Are Fock States Eigenstates for the Operators a^{\dagger} and a?

[Ylle]

Homework Statement

I have to show that the Fock states are eigenstates for the operators ${{\hat{a}}^{\dagger }}$ and/or ${\hat{a}}$

And I'm not totally sure how to show this.

Homework Equations

?

The Attempt at a Solution

I know that if I use the operators on a random Fock state i get:

$$a^{\dagger}|n\rangle=\sqrt{n+1}|n+1\rangle$$
$$a|n\rangle=\sqrt{n}|n-1\rangle$$

So what's next ?


Regards

 

[nickjer]

Are you sure you are typing the question correctly? Because as you just showed, Fock states are not eigenstates of the creation and annihilation operators. Maybe you are getting it confused with coherent states.

 

[Ylle]

Ahhh...
It said: IS the Fock states eigenstates for the operators, doh...

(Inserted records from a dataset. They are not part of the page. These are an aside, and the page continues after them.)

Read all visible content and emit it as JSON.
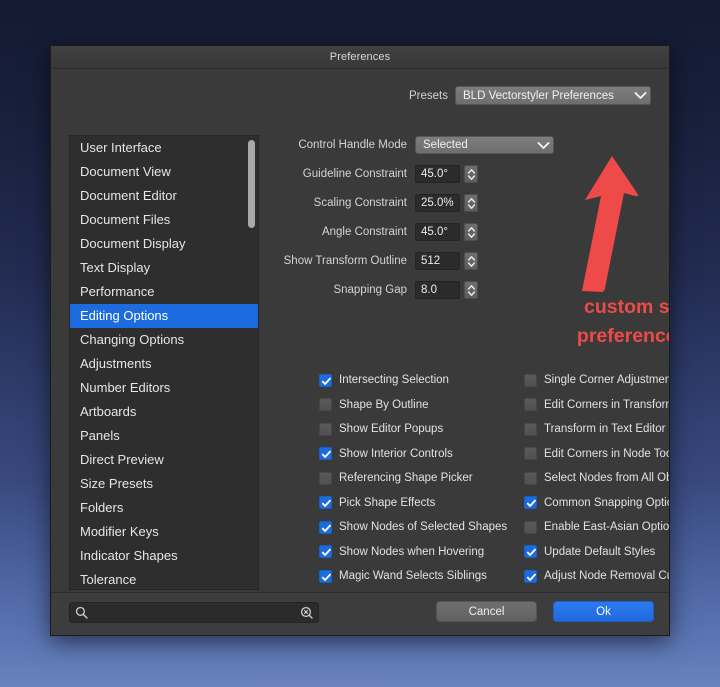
{
  "window": {
    "title": "Preferences"
  },
  "presets": {
    "label": "Presets",
    "value": "BLD Vectorstyler Preferences"
  },
  "sidebar": {
    "items": [
      {
        "label": "User Interface",
        "selected": false
      },
      {
        "label": "Document View",
        "selected": false
      },
      {
        "label": "Document Editor",
        "selected": false
      },
      {
        "label": "Document Files",
        "selected": false
      },
      {
        "label": "Document Display",
        "selected": false
      },
      {
        "label": "Text Display",
        "selected": false
      },
      {
        "label": "Performance",
        "selected": false
      },
      {
        "label": "Editing Options",
        "selected": true
      },
      {
        "label": "Changing Options",
        "selected": false
      },
      {
        "label": "Adjustments",
        "selected": false
      },
      {
        "label": "Number Editors",
        "selected": false
      },
      {
        "label": "Artboards",
        "selected": false
      },
      {
        "label": "Panels",
        "selected": false
      },
      {
        "label": "Direct Preview",
        "selected": false
      },
      {
        "label": "Size Presets",
        "selected": false
      },
      {
        "label": "Folders",
        "selected": false
      },
      {
        "label": "Modifier Keys",
        "selected": false
      },
      {
        "label": "Indicator Shapes",
        "selected": false
      },
      {
        "label": "Tolerance",
        "selected": false
      }
    ]
  },
  "fields": [
    {
      "label": "Control Handle Mode",
      "value": "Selected",
      "type": "popup"
    },
    {
      "label": "Guideline Constraint",
      "value": "45.0°",
      "type": "stepper"
    },
    {
      "label": "Scaling Constraint",
      "value": "25.0%",
      "type": "stepper"
    },
    {
      "label": "Angle Constraint",
      "value": "45.0°",
      "type": "stepper"
    },
    {
      "label": "Show Transform Outline",
      "value": "512",
      "type": "stepper"
    },
    {
      "label": "Snapping Gap",
      "value": "8.0",
      "type": "stepper"
    }
  ],
  "checkboxes": [
    {
      "label": "Intersecting Selection",
      "checked": true
    },
    {
      "label": "Single Corner Adjustment",
      "checked": false
    },
    {
      "label": "Shape By Outline",
      "checked": false
    },
    {
      "label": "Edit Corners in Transform Tool",
      "checked": false
    },
    {
      "label": "Show Editor Popups",
      "checked": false
    },
    {
      "label": "Transform in Text Editor",
      "checked": false
    },
    {
      "label": "Show Interior Controls",
      "checked": true
    },
    {
      "label": "Edit Corners in Node Tool",
      "checked": false
    },
    {
      "label": "Referencing Shape Picker",
      "checked": false
    },
    {
      "label": "Select Nodes from All Objects",
      "checked": false
    },
    {
      "label": "Pick Shape Effects",
      "checked": true
    },
    {
      "label": "Common Snapping Options",
      "checked": true
    },
    {
      "label": "Show Nodes of Selected Shapes",
      "checked": true
    },
    {
      "label": "Enable East-Asian Options",
      "checked": false
    },
    {
      "label": "Show Nodes when Hovering",
      "checked": true
    },
    {
      "label": "Update Default Styles",
      "checked": true
    },
    {
      "label": "Magic Wand Selects Siblings",
      "checked": true
    },
    {
      "label": "Adjust Node Removal Curvature",
      "checked": true
    }
  ],
  "search": {
    "value": "",
    "placeholder": ""
  },
  "buttons": {
    "cancel": "Cancel",
    "ok": "Ok"
  },
  "annotation": {
    "line1": "custom saved",
    "line2": "preferences file",
    "color": "#ee4a4a"
  },
  "colors": {
    "accent": "#1c6ce0",
    "dialog_bg": "#3a3a3a",
    "list_bg": "#2e2e2e",
    "annotation_red": "#ee4a4a"
  }
}
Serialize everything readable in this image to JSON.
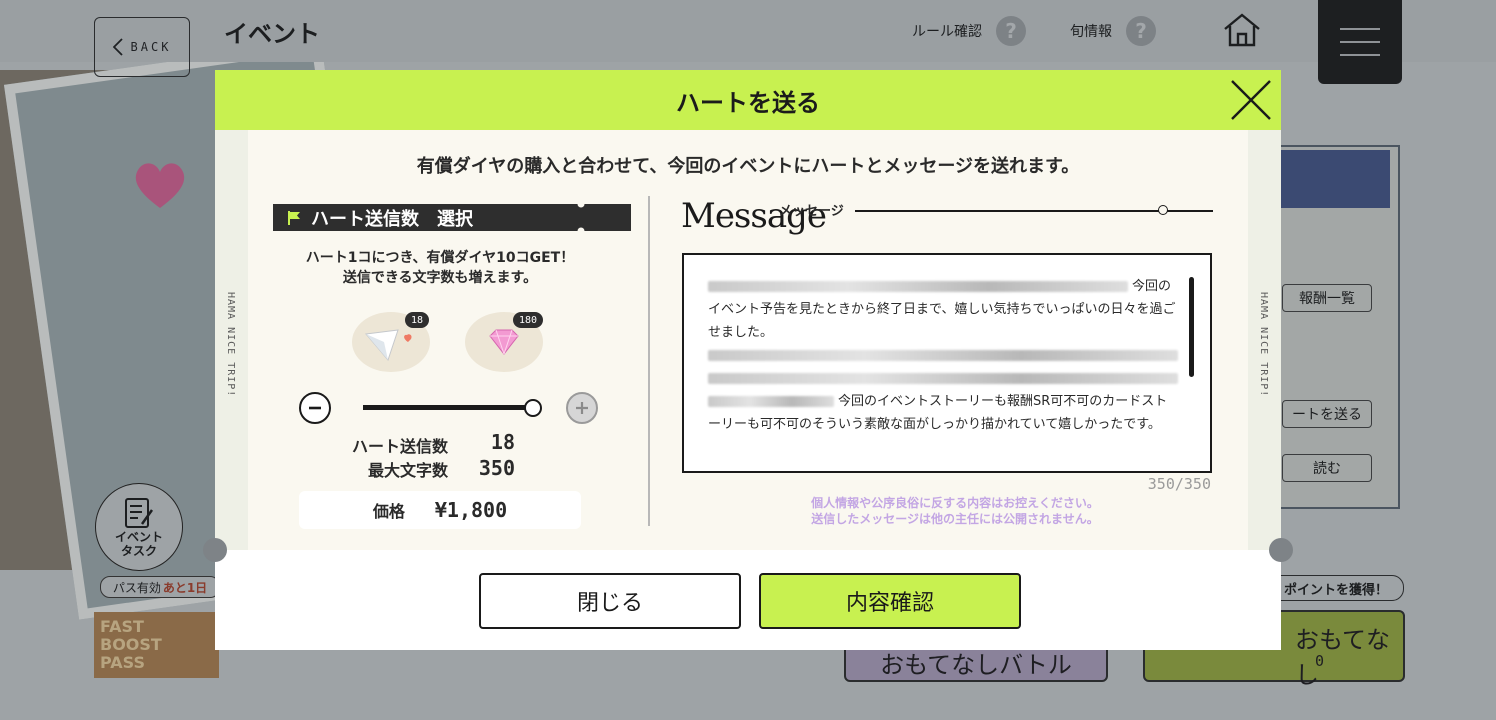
{
  "background": {
    "back_label": "BACK",
    "page_title": "イベント",
    "rule_label": "ルール確認",
    "season_label": "旬情報",
    "help_mark": "?",
    "right_panel_buttons": [
      "報酬一覧",
      "ートを送る",
      "読む"
    ],
    "event_task_label": [
      "イベント",
      "タスク"
    ],
    "pass_label": "パス有効",
    "pass_remaining": "あと1日",
    "fast_label": "FAST BOOST PASS",
    "points_label": "ポイントを獲得！",
    "battle1_label": "おもてなしバトル",
    "battle2_label": "おもてなし",
    "battle2_count": "0"
  },
  "modal": {
    "title": "ハートを送る",
    "side_text": "HAMA NICE TRIP!",
    "lead": "有償ダイヤの購入と合わせて、今回のイベントにハートとメッセージを送れます。",
    "selection": {
      "header": "ハート送信数　選択",
      "desc_line1": "ハート1コにつき、有償ダイヤ10コGET！",
      "desc_line2": "送信できる文字数も増えます。",
      "heart_badge": "18",
      "diamond_badge": "180",
      "send_count_label": "ハート送信数",
      "send_count_value": "18",
      "max_chars_label": "最大文字数",
      "max_chars_value": "350",
      "price_label": "価格",
      "price_value": "¥1,800",
      "slider_fraction": 1.0
    },
    "message": {
      "title": "Message",
      "subtitle": "メッセージ",
      "text_part1": "今回の",
      "text_part2": "イベント予告を見たときから終了日まで、嬉しい気持ちでいっぱいの日々を過ごせました。",
      "text_part3": "今回のイベントストーリーも報酬SR可不可のカードストーリーも可不可のそういう素敵な面がしっかり描かれていて嬉しかったです。",
      "counter": "350/350",
      "note_line1": "個人情報や公序良俗に反する内容はお控えください。",
      "note_line2": "送信したメッセージは他の主任には公開されません。"
    },
    "buttons": {
      "close": "閉じる",
      "confirm": "内容確認"
    },
    "colors": {
      "accent": "#c8f150",
      "note": "#c3a6e4"
    }
  }
}
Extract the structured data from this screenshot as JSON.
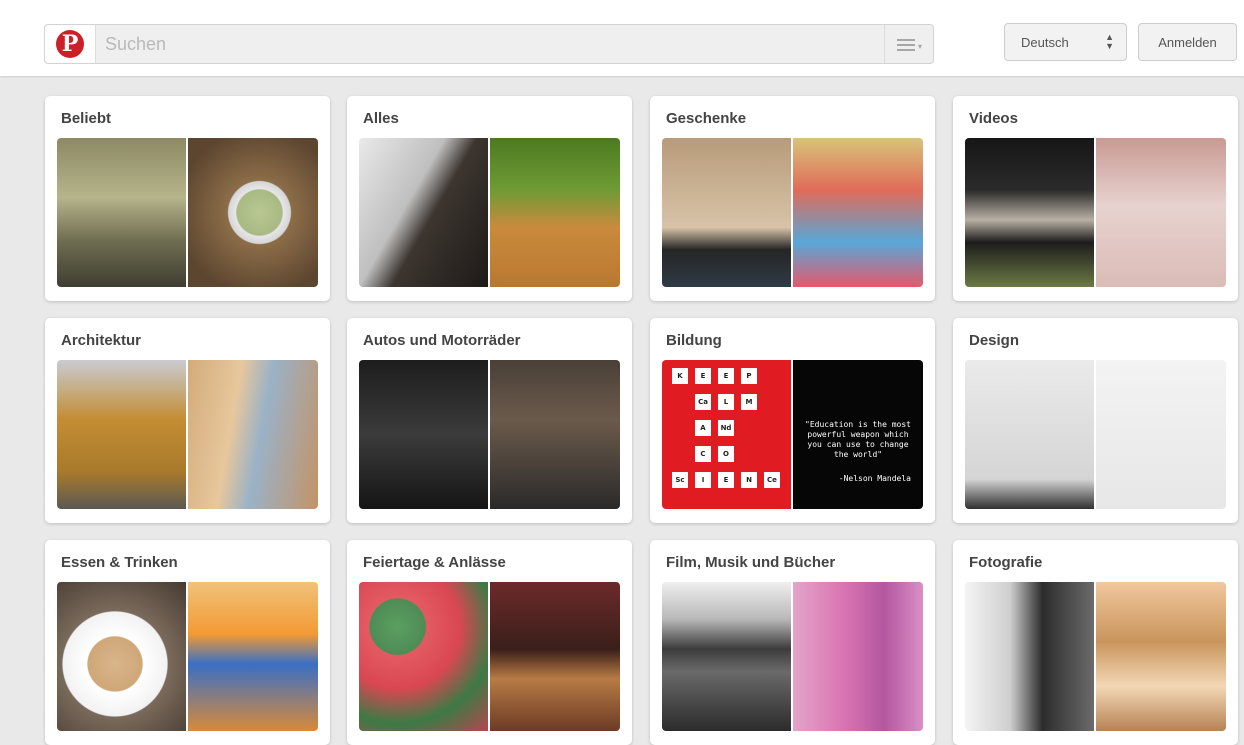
{
  "header": {
    "logo_letter": "P",
    "search_placeholder": "Suchen",
    "language": "Deutsch",
    "login": "Anmelden"
  },
  "categories": [
    {
      "title": "Beliebt"
    },
    {
      "title": "Alles"
    },
    {
      "title": "Geschenke"
    },
    {
      "title": "Videos"
    },
    {
      "title": "Architektur"
    },
    {
      "title": "Autos und Motorräder"
    },
    {
      "title": "Bildung"
    },
    {
      "title": "Design"
    },
    {
      "title": "Essen & Trinken"
    },
    {
      "title": "Feiertage & Anlässe"
    },
    {
      "title": "Film, Musik und Bücher"
    },
    {
      "title": "Fotografie"
    }
  ],
  "bildung_image": {
    "quote": "\"Education is the most powerful weapon which you can use to change the world\"",
    "author": "-Nelson Mandela",
    "tiles": [
      "K",
      "E",
      "E",
      "P",
      "Ca",
      "L",
      "M",
      "A",
      "Nd",
      "C",
      "O",
      "Sc",
      "I",
      "E",
      "N",
      "Ce"
    ]
  }
}
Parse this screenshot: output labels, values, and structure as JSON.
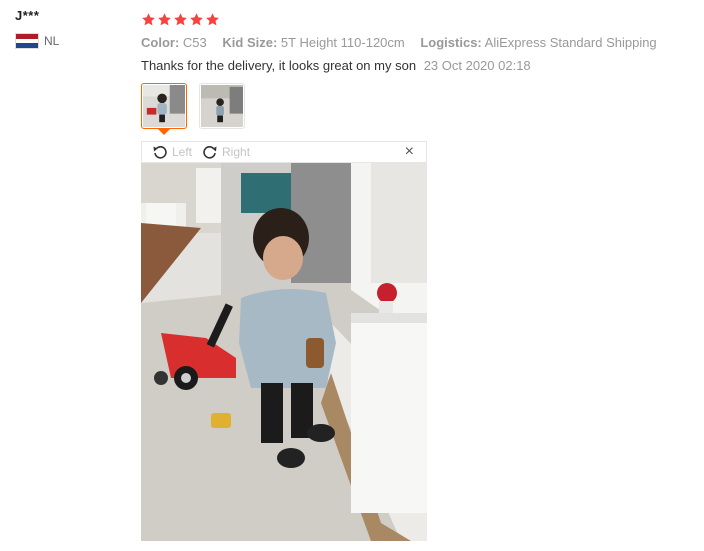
{
  "reviewer": {
    "name": "J***",
    "country_code": "NL",
    "flag_icon": "flag-netherlands-icon"
  },
  "rating": {
    "stars": 5,
    "max": 5,
    "color": "#f5443c"
  },
  "specs": {
    "color_label": "Color:",
    "color_value": "C53",
    "size_label": "Kid Size:",
    "size_value": "5T Height 110-120cm",
    "logistics_label": "Logistics:",
    "logistics_value": "AliExpress Standard Shipping"
  },
  "review": {
    "text": "Thanks for the delivery, it looks great on my son",
    "date": "23 Oct 2020 02:18"
  },
  "images": {
    "thumbnails": 2,
    "selected_index": 0
  },
  "viewer": {
    "rotate_left_label": "Left",
    "rotate_right_label": "Right",
    "close_label": "×"
  },
  "colors": {
    "accent": "#ff6600",
    "muted_text": "#999999"
  }
}
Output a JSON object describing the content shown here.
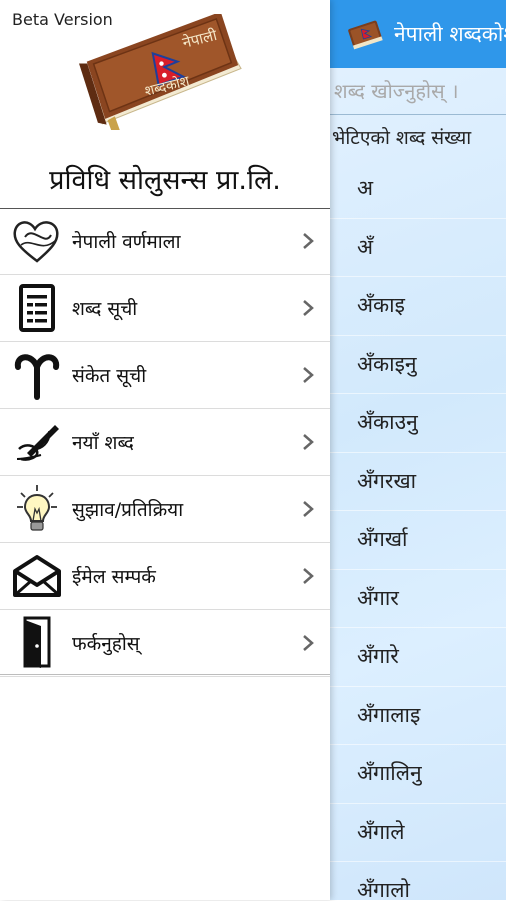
{
  "app": {
    "title": "नेपाली शब्दकोश",
    "search_placeholder": "शब्द खोज्नुहोस् ।",
    "result_label": "भेटिएको शब्द संख्या",
    "book_cover_text": [
      "नेपाली",
      "शब्दकोश"
    ]
  },
  "drawer": {
    "beta": "Beta Version",
    "company": "प्रविधि सोलुसन्स प्रा.लि.",
    "items": [
      {
        "label": "नेपाली वर्णमाला",
        "icon": "heart-calligraphy-icon"
      },
      {
        "label": "शब्द सूची",
        "icon": "document-list-icon"
      },
      {
        "label": "संकेत सूची",
        "icon": "symbol-icon"
      },
      {
        "label": "नयाँ शब्द",
        "icon": "pen-hand-icon"
      },
      {
        "label": "सुझाव/प्रतिक्रिया",
        "icon": "lightbulb-icon"
      },
      {
        "label": "ईमेल सम्पर्क",
        "icon": "envelope-icon"
      },
      {
        "label": "फर्कनुहोस्",
        "icon": "exit-door-icon"
      }
    ]
  },
  "words": [
    "अ",
    "अँ",
    "अँकाइ",
    "अँकाइनु",
    "अँकाउनु",
    "अँगरखा",
    "अँगर्खा",
    "अँगार",
    "अँगारे",
    "अँगालाइ",
    "अँगालिनु",
    "अँगाले",
    "अँगालो"
  ],
  "colors": {
    "appbar": "#2f97ea",
    "list_bg": "#d9ecfc",
    "drawer_bg": "#ffffff"
  }
}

So when I use the operators on the Fock state, they are not eigenstates because of the |n-1> and |n+1> at the end, which should have been just |n> in each case, or am I way off ?

 

[nickjer]

Yes, an eigenstate of an operator won't change under an operation on the operator. So you would just get back |n> with a coefficient called the eigenvalue.

 

[Ylle]

Well, thank you :)
Didn't know it was that easy.